Le ministre des Ressources naturelles, Claude Béchard, a été clair en ce qui concerne l’avenir de l’éthanol-maïs dans l’émission Enquête de Radio-Canada. « On sait qu’au niveau du maïs il y a une saturation. On ne peut pas en faire davantage sans avoir des impacts environnementaux qui seraient plus négatifs que positifs.

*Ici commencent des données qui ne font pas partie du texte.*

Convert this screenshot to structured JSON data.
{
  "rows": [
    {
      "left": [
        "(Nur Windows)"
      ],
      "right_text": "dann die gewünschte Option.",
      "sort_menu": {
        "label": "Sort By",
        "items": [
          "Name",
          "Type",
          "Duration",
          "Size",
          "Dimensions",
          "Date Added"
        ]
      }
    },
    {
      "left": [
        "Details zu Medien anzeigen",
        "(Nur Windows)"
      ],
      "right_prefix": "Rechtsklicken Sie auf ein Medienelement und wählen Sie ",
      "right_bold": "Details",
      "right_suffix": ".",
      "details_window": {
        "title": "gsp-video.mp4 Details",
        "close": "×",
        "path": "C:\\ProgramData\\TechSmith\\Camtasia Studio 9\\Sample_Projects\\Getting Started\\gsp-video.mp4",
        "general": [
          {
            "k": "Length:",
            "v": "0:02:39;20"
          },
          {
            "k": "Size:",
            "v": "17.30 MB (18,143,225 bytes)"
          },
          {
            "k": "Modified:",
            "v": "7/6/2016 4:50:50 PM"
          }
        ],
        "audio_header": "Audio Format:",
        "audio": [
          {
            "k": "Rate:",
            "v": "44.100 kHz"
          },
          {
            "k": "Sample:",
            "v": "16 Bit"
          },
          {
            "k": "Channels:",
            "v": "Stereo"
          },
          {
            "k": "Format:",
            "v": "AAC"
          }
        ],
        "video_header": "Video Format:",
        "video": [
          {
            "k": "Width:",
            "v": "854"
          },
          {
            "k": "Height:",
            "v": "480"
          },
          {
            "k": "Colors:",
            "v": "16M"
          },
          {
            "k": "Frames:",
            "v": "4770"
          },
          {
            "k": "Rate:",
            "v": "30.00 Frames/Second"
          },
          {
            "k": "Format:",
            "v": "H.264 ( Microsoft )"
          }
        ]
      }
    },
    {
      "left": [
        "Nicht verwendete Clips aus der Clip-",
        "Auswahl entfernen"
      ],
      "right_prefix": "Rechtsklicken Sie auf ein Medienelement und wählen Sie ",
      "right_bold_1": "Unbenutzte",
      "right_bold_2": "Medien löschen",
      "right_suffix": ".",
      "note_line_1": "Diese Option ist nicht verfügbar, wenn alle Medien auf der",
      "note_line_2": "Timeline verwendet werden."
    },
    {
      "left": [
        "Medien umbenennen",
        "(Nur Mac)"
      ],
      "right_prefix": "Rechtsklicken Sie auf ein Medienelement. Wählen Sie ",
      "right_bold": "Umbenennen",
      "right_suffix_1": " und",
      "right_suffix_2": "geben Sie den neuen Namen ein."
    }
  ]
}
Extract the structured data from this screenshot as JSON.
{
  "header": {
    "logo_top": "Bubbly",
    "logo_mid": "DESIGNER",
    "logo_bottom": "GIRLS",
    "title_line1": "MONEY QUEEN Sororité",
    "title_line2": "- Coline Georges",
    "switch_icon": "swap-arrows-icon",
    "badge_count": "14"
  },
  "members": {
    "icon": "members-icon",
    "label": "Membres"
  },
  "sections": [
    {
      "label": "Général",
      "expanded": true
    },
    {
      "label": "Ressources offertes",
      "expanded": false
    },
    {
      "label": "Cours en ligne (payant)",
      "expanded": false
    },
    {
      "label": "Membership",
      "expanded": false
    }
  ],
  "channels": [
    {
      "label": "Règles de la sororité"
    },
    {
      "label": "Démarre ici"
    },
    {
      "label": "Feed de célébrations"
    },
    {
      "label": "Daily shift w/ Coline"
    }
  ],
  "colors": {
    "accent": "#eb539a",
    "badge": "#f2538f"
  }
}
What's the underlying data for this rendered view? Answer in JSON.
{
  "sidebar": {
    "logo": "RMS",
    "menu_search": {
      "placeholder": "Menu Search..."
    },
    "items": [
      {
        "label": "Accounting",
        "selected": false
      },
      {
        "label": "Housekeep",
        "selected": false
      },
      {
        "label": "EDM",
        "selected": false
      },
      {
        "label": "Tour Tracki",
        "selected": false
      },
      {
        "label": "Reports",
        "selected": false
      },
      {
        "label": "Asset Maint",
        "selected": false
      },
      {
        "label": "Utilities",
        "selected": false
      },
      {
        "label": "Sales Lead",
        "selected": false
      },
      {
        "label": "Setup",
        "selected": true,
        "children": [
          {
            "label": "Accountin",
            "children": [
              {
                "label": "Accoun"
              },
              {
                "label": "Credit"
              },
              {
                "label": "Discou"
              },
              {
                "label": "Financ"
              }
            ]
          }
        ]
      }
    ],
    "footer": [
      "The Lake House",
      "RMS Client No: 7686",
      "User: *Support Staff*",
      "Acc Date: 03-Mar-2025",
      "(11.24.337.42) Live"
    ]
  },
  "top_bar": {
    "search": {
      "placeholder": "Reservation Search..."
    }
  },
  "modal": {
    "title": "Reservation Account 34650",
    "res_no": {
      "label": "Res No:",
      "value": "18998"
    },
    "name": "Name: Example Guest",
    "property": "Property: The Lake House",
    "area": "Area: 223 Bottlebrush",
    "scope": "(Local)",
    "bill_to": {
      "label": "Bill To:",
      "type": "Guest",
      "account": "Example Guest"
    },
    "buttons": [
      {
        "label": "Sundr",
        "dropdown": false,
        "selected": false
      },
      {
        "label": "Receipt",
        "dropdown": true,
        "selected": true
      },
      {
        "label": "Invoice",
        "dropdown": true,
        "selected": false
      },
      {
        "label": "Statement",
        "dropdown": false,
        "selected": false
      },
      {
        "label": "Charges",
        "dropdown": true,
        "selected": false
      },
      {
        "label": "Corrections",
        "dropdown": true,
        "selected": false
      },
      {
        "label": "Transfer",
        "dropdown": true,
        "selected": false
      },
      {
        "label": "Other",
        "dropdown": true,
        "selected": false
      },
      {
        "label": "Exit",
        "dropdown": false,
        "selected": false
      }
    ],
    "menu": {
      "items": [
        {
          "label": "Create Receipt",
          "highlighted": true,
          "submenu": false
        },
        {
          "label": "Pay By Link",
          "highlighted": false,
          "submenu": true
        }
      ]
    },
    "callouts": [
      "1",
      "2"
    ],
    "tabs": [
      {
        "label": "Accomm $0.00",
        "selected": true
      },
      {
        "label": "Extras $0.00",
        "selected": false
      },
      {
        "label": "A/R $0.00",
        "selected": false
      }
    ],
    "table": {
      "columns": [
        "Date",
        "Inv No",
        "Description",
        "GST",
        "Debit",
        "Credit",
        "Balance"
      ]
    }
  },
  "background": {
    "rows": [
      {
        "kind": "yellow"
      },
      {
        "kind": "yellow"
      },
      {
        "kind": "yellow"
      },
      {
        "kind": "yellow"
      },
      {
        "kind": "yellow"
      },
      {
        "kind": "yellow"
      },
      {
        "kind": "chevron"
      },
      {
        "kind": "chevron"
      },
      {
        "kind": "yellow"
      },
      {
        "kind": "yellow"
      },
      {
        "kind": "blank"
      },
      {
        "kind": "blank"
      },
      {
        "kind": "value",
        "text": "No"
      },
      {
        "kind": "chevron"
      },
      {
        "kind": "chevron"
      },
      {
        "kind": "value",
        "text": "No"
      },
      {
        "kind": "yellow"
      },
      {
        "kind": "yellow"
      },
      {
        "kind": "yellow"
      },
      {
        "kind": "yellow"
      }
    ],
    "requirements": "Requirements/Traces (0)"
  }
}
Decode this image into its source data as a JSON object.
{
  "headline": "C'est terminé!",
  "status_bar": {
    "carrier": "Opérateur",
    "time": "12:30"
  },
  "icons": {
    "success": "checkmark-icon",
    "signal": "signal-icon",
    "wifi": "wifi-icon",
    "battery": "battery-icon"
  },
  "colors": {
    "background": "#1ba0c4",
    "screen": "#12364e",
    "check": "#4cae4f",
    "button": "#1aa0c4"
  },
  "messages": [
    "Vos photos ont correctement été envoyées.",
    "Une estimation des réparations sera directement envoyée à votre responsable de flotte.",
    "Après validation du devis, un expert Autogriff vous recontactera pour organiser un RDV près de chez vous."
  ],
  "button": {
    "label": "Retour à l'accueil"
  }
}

Il faut se tourner vers d’autres sources », a déclaré le ministre en parlant de l’éthanol cellulosique.

Lorsqu’on lui fait remarquer qu’il n’y a pas encore d’usine commerciale d’éthanol cellulosique, le ministre maintient le cap. « Il y a bien des endroits où le Québec a innové, puis je pense qu’à ce niveau-là, non seulement on devra innover, on doit innover, mais il faut le faire le plus rapidement possible », a soutenu M. Béchard.

Le gouvernement a d’ailleurs injecté 6,5 M$ sur cinq ans pour soutenir l’implantation de deux usines de démonstration de production d’éthanol cellulosique en Estrie. L’usine de Westbury utilisera un procédé de gazéification des matières résiduelles urbaines, tandis que celle de Bromptonville misera sur l’hydrolyse enzymatique des matières résiduelles agricoles et forestières.

Le sorgho : l’avenir de l’éthanol?

sorghoLe sorgho est une culture adaptée aux terrains secs. En effet, pour une même surface de culture, le sorgho consomme deux fois moins d’eau que le maïs et huit fois moins que la canne à sucre. Par ailleurs, la plante peut être transformée en éthanol et le grain conservé pour l’alimentation, ce qui permet de ne pas créer de problèmes liés à la sécurité alimentaire. Enfin, le coût de la culture est cinq fois moins élevé que celui de la canne à sucre. Un institut de recherche, l’Indian Crops Research Institute for Semi Arid Tropics (ICRISAT) a donc travaillé sur cette plante et en a produit une variété améliorée. Les graines ont été distribuées à des paysans de l’Andra Pradesh, dont les terres semi-arides se prêtent bien à la culture du sorgho. Le projet est mené en partenariat avec une distillerie locale. Celle-ci traitera le sirop qui est produit dans les centres de collecte où les agriculteurs apportent le produit de leur récolte. Ce partenariat public-privé devrait permettre d’augmenter les revenus des agriculteurs concernés, l’objectif est d’arriver à couvrir 1.600 hectares pendant la prochaine période d’ensemencement.